On 28 October 2016 at 10:13, Leo Yan leo.yan@linaro.org wrote:
On Thu, Oct 27, 2016 at 08:37:05PM +0100, Dietmar Eggemann wrote:
Hi Leo,
On 26/10/16 18:28, Leo Yan wrote:
o This patch series is to evaluate if can use rb tree to track task load and util on rq; there have some concern for this method is: rb tree has O(log(N)) computation complexity, so this will introduce extra workload by rb tree's maintainence. For this concern using hackbench to do stress testing, hackbench will generate mass tasks for message sender and receiver, so there will have many enqueue and dequeue operations, so we can use hackbench to get to know if rb tree will introduce big workload or not (Thanks a lot for Chris suggestion for this).
Another concern is scheduler has provided LB_MIN feature, after enable feature LB_MIN the scheduler will avoid to migrate task with load < 16. Somehow this also can help to filter out big tasks for migration. So we need compare power data between this patch series with directly setting LB_MIN.
I have difficulties to understand the whole idea here. Basically, you're still doing classical load-balancing (lb) (with the aim of setting env->imbalance ((runnable) load based) to 0. On a system like Hikey (SMP) any order (load or util related) of the tasks can potentially change how many tasks a dst cpu might pull (in case of an ordered list (large to small load) we potentially pull only one task (doesn't have to be the first one because 'task_h_load(p)/2 > env->imbalance', in case its load is smaller but close to env->imbalance/2). But how can this help to increase performance in a workload-agnostic way?

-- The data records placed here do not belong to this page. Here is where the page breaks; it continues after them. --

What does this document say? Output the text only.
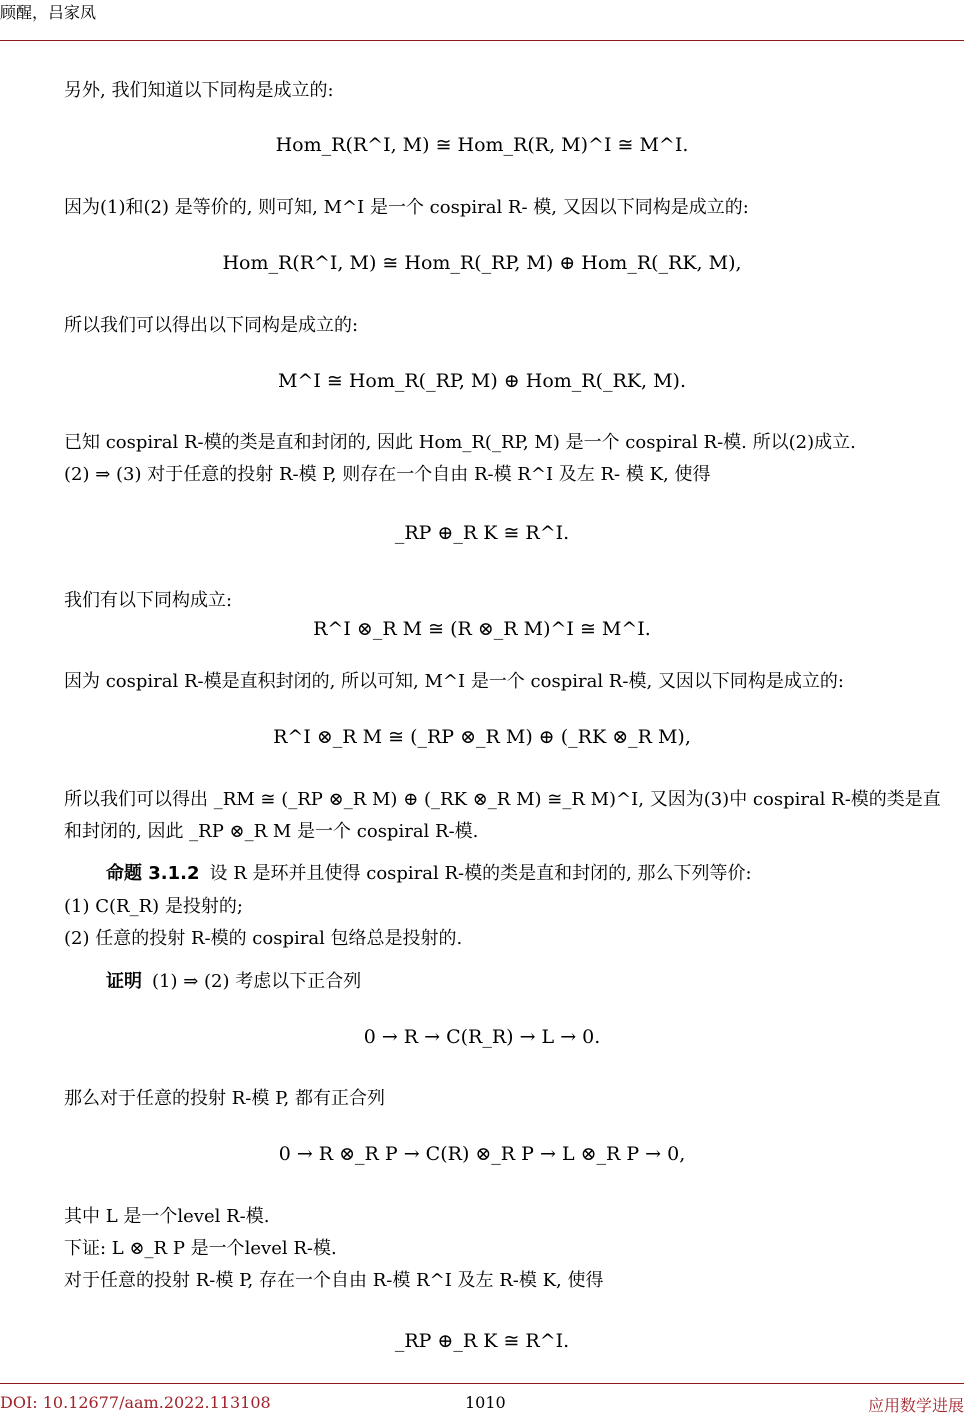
顾醒，吕家凤
另外, 我们知道以下同构是成立的:
Hom_R(R^I, M) ≅ Hom_R(R, M)^I ≅ M^I.
因为(1)和(2) 是等价的, 则可知, M^I 是一个 cospiral R- 模, 又因以下同构是成立的:
Hom_R(R^I, M) ≅ Hom_R(_RP, M) ⊕ Hom_R(_RK, M),
所以我们可以得出以下同构是成立的:
M^I ≅ Hom_R(_RP, M) ⊕ Hom_R(_RK, M).
已知 cospiral R-模的类是直和封闭的, 因此 Hom_R(_RP, M) 是一个 cospiral R-模. 所以(2)成立.
(2) ⇒ (3) 对于任意的投射 R-模 P, 则存在一个自由 R-模 R^I 及左 R- 模 K, 使得
_RP ⊕_R K ≅ R^I.
我们有以下同构成立:
R^I ⊗_R M ≅ (R ⊗_R M)^I ≅ M^I.
因为 cospiral R-模是直积封闭的, 所以可知, M^I 是一个 cospiral R-模, 又因以下同构是成立的:
R^I ⊗_R M ≅ (_RP ⊗_R M) ⊕ (_RK ⊗_R M),
所以我们可以得出 _RM ≅ (_RP ⊗_R M) ⊕ (_RK ⊗_R M) ≅_R M)^I, 又因为(3)中 cospiral R-模的类是直
和封闭的, 因此 _RP ⊗_R M 是一个 cospiral R-模.
命题 3.1.2 设 R 是环并且使得 cospiral R-模的类是直和封闭的, 那么下列等价:
(1) C(R_R) 是投射的;
(2) 任意的投射 R-模的 cospiral 包络总是投射的.
证明 (1) ⇒ (2) 考虑以下正合列
0 → R → C(R_R) → L → 0.
那么对于任意的投射 R-模 P, 都有正合列
0 → R ⊗_R P → C(R) ⊗_R P → L ⊗_R P → 0,
其中 L 是一个level R-模.
下证: L ⊗_R P 是一个level R-模.
对于任意的投射 R-模 P, 存在一个自由 R-模 R^I 及左 R-模 K, 使得
_RP ⊕_R K ≅ R^I.
DOI: 10.12677/aam.2022.113108	1010	应用数学进展
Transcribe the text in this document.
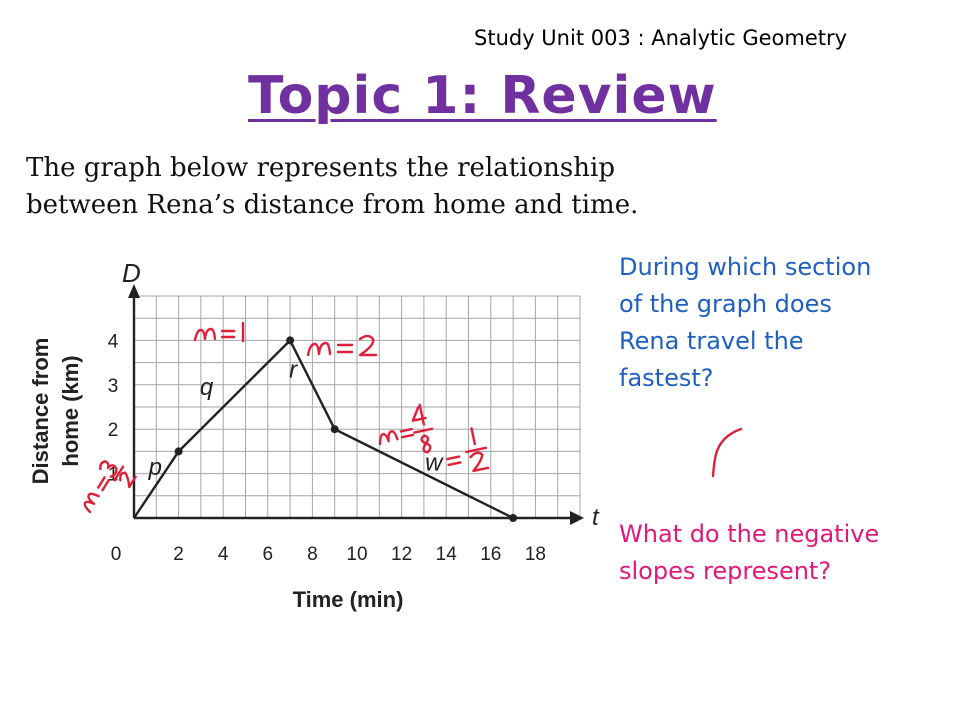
Study Unit 003 : Analytic Geometry
Topic 1: Review
The graph below represents the relationship
between Rena’s distance from home and time.
During which section
of the graph does
Rena travel the
fastest?
What do the negative
slopes represent?
0	2 4 6 8 10 12 14 16 18
1
2
3
4
D
t
Time (min)
Distance from home (km)
p
q
r
w
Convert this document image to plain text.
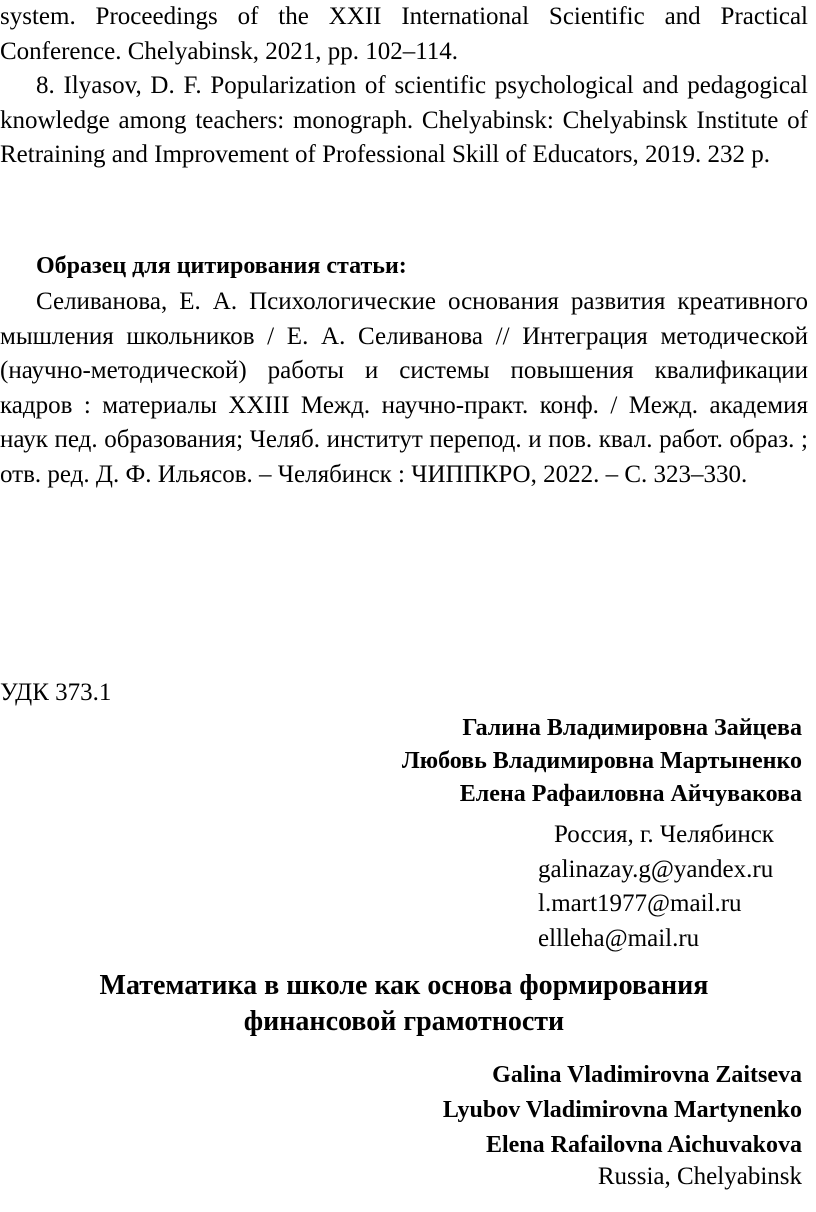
system. Proceedings of the XXII International Scientific and Practical Conference. Chelyabinsk, 2021, pp. 102–114.

8. Ilyasov, D. F. Popularization of scientific psychological and pedagogical knowledge among teachers: monograph. Chelyabinsk: Chelyabinsk Institute of Retraining and Improvement of Professional Skill of Educators, 2019. 232 p.

Образец для цитирования статьи:

Селиванова, Е. А. Психологические основания развития креативного мышления школьников / Е. А. Селиванова // Интеграция методической (научно-методической) работы и системы повышения квалификации кадров : материалы XXIII Межд. научно-практ. конф. / Межд. академия наук пед. образования; Челяб. институт перепод. и пов. квал. работ. образ. ; отв. ред. Д. Ф. Ильясов. – Челябинск : ЧИППКРО, 2022. – С. 323–330.

УДК 373.1

Галина Владимировна Зайцева
Любовь Владимировна Мартыненко
Елена Рафаиловна Айчувакова
Россия, г. Челябинск
galinazay.g@yandex.ru
l.mart1977@mail.ru
ellleha@mail.ru
Математика в школе как основа формирования
финансовой грамотности
Galina Vladimirovna Zaitseva
Lyubov Vladimirovna Martynenko
Elena Rafailovna Aichuvakova

Russia, Chelyabinsk
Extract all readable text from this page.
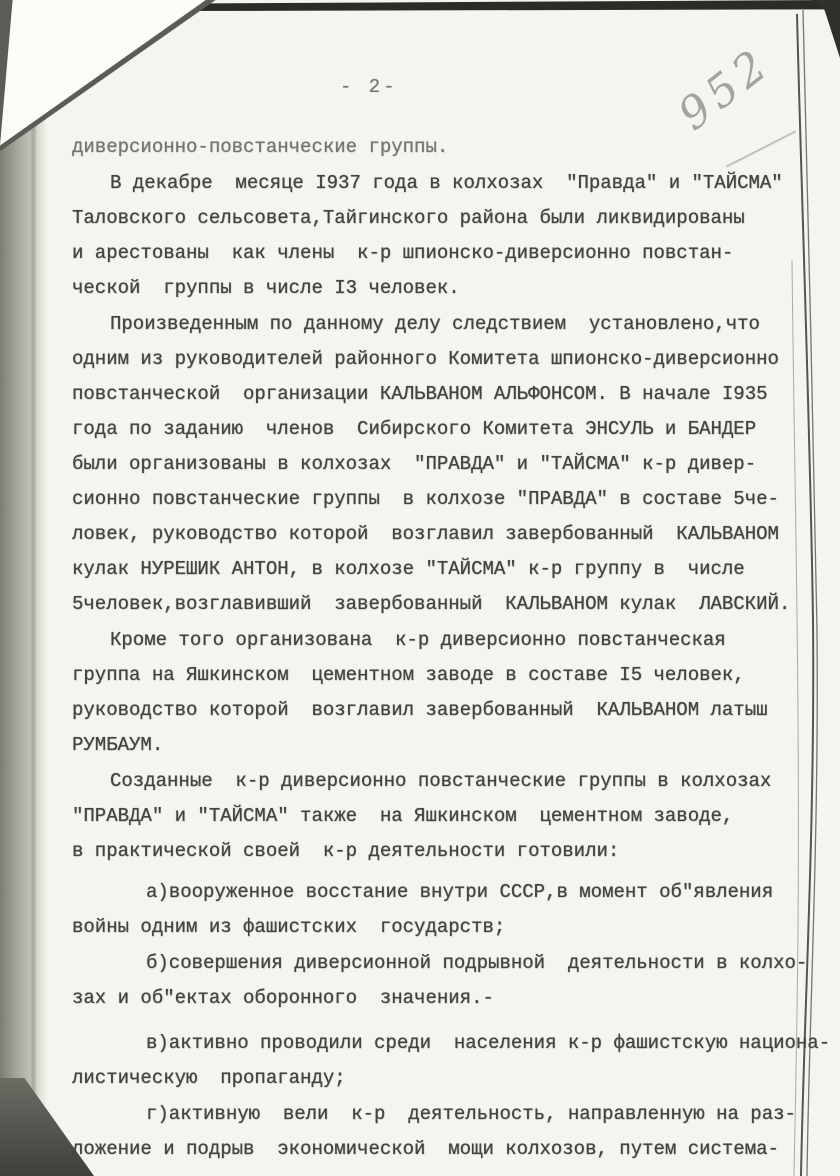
952
- 2-
диверсионно-повстанческие группы.
В декабре  месяце I937 года в колхозах  "Правда" и "ТАЙСМА"
Таловского сельсовета,Тайгинского района были ликвидированы
и арестованы  как члены  к-р шпионско-диверсионно повстан-
ческой  группы в числе I3 человек.
Произведенным по данному делу следствием  установлено,что
одним из руководителей районного Комитета шпионско-диверсионно
повстанческой  организации КАЛЬВАНОМ АЛЬФОНСОМ. В начале I935
года по заданию  членов  Сибирского Комитета ЭНСУЛЬ и БАНДЕР
были организованы в колхозах  "ПРАВДА" и "ТАЙСМА" к-р дивер-
сионно повстанческие группы  в колхозе "ПРАВДА" в составе 5че-
ловек, руководство которой  возглавил завербованный  КАЛЬВАНОМ
кулак НУРЕШИК АНТОН, в колхозе "ТАЙСМА" к-р группу в  числе
5человек,возглавивший  завербованный  КАЛЬВАНОМ кулак  ЛАВСКИЙ.
Кроме того организована  к-р диверсионно повстанческая
группа на Яшкинском  цементном заводе в составе I5 человек,
руководство которой  возглавил завербованный  КАЛЬВАНОМ латыш
РУМБАУМ.
Созданные  к-р диверсионно повстанческие группы в колхозах
"ПРАВДА" и "ТАЙСМА" также  на Яшкинском  цементном заводе,
в практической своей  к-р деятельности готовили:
а)вооруженное восстание внутри СССР,в момент об"явления
войны одним из фашистских  государств;
б)совершения диверсионной подрывной  деятельности в колхо-
зах и об"ектах оборонного  значения.-
в)активно проводили среди  населения к-р фашистскую национа-
листическую  пропаганду;
г)активную  вели  к-р  деятельность, направленную на раз-
ложение и подрыв  экономической  мощи колхозов, путем система-
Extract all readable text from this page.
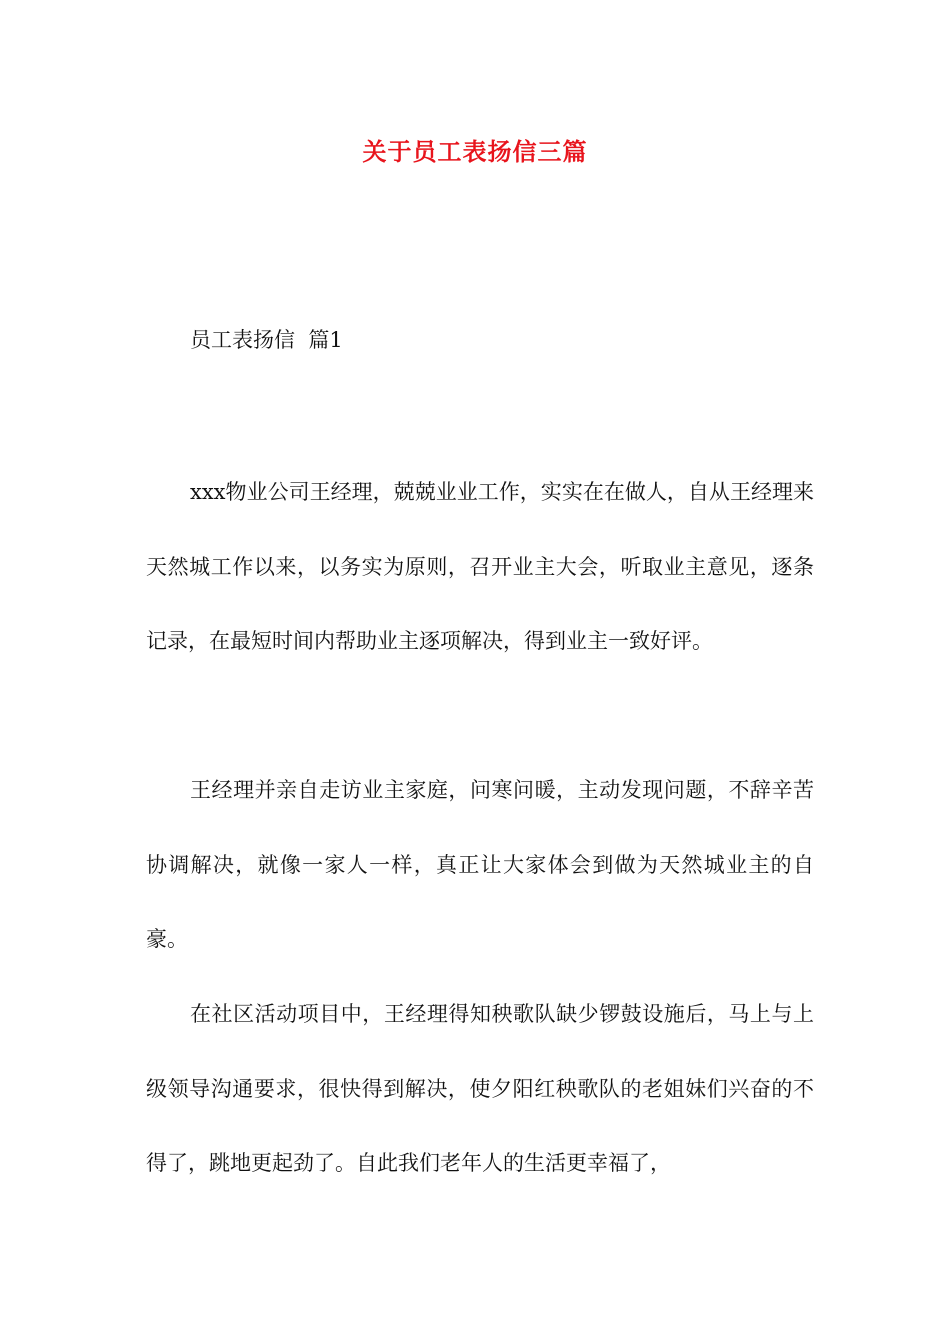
关于员工表扬信三篇
员工表扬信  篇1

xxx物业公司王经理，兢兢业业工作，实实在在做人，自从王经理来天然城工作以来，以务实为原则，召开业主大会，听取业主意见，逐条记录，在最短时间内帮助业主逐项解决，得到业主一致好评。

王经理并亲自走访业主家庭，问寒问暖，主动发现问题，不辞辛苦协调解决，就像一家人一样，真正让大家体会到做为天然城业主的自豪。

在社区活动项目中，王经理得知秧歌队缺少锣鼓设施后，马上与上级领导沟通要求，很快得到解决，使夕阳红秧歌队的老姐妹们兴奋的不得了，跳地更起劲了。自此我们老年人的生活更幸福了，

On 4.4, the result is better than simple list. Vincent also suggested me to do comparision on mainline kernel, the result shows my rt-tree patches introduce performance regression:
mainline kernel real 2m23.701s user 1m4.500s sys 4m34.604s
mainline kernel + fork regression patch real 2m24.377s user 1m3.952s sys 4m39.928s real 2m19.100s user 0m48.776s sys 3m33.440s
mainline with big task tracking: real 2m28.837s user 1m16.388s sys 5m26.864s real 2m28.501s user 1m18.104s sys 5m30.516s
That would be interesting to understand where the huge difference between mainline above and your 1st test with v4.4 come from: 1st results on v4.4 were real user system baseline 6m00.57s 1m41.72s 34m38.18s rb tree 5m55.79s 1m33.68s 34m08.38s
Is the difference linked to v4.4 vs mainline ? different version of hackbench ? different version of rootfs/distro ? something else ?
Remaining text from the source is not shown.